Öfters mußten wir nackt einen Fluß mit voller Ausrüstung überqueren. Der Fluß war ungefähr 15 m breit und 2 - 3 m tief. Da ich einen Lehrgang als Pionier hinter mir hatte und auch Freischwimmer war, wurde ich als Rettungsschwimmer eingeteilt. Ich mußte nackt mit einem Tau oder Seil ins Wasser, das eine Ende des Seiles an einem Baum befestigen, mit dem anderen Ende über den Fluß schwimmen und es am Ufer an einem anderen Baum anbinden. Dann hieß es, fertig machen zum übersetzen. Jeder legte seine Zeltbahn auf die Erde und breitete sie aus. Wir brachen 4 Aste ab, 40 cm lang und 6 cm dick, legten sie auf die Zeltbahn, darauf legten wir Stiefel, Munition und die Uniform.
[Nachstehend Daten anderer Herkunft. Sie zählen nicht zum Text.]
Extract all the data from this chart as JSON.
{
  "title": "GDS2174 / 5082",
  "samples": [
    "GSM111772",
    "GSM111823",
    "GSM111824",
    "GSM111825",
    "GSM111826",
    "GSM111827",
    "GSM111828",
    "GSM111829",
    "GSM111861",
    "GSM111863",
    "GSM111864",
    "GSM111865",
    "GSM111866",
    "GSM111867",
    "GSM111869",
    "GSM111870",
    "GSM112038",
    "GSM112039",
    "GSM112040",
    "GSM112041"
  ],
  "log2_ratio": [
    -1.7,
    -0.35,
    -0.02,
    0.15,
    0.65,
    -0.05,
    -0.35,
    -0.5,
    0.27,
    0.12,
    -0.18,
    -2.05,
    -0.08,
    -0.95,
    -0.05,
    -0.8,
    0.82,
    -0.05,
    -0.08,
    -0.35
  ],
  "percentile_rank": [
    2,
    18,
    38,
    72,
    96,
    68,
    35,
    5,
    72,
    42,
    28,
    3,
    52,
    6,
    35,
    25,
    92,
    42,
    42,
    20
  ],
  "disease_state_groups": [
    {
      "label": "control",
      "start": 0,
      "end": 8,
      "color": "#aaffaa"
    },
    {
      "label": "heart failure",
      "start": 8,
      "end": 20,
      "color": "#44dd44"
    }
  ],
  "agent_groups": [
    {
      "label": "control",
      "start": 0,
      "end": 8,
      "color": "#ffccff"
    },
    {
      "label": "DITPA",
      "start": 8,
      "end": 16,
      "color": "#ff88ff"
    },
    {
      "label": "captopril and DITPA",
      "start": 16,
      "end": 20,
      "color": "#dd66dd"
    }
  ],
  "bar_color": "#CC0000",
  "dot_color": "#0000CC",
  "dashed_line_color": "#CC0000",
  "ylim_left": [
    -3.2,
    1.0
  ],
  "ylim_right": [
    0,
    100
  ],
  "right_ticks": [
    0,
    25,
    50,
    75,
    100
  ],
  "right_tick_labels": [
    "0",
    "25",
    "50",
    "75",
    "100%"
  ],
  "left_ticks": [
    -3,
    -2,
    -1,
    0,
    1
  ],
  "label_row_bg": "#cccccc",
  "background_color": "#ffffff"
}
Die Zeltbahn wurde überkreuz gefaltet und mit Knoten zusammengebunden. Das Gewehr wurde unter dem Knoten der Zeltbahn durchgestoßen. Dann hieß es, fertig machen zum Übersetzen. Die Schwimmer packten ihr Bündel, schoben es ins Wasser und stießen es schwimmend auf die andere Seite. Die Nichtschwimmer mußten sich mit dem Bündel am Seil halten und sich auf die andere Seite ziehen. Der erste Zug war ja ein Drama. Die Kameraden haben ganz schön Wasser geschluckt. Ich hatte mehr Angst als die Nichtschwimmer. Ich sollte sie ja retten, wenn sie abgetrieben waren, aber ich war kein guter Schwimmer. Es klappte von Tag zu Tag besser. Einen Tag vor dem 22. Juni in den Abendstunden mußte die Kompanie antreten. Hauptmann Greve sagte, daß es morgen früh losgehen sollte.
Die genaue Uhrzeit sollte vor dem Angriff bekannt gegeben werden. Er ließ die erste Reihe der 5. Kompanie 2 Schritt und die 2 Reihe 3 Schritt vortreten. Sollstärke der Kompanie war damals 220 Mann. Per Handschlag verabschiedete er sich von jedem Soldaten. Unsere Kompanie mußte für den nächsten Tag 2 Stoßtruppgruppen aufstellen, zu je 18 Mann. Ich wurde als MG Schütze in den ersten Stoßtrupp eingeteilt. Unser Trupp sollte 2 kleine Holzbrücken einnehmen und sichern, damit unsere leichte Flak und SMG rüber konnten.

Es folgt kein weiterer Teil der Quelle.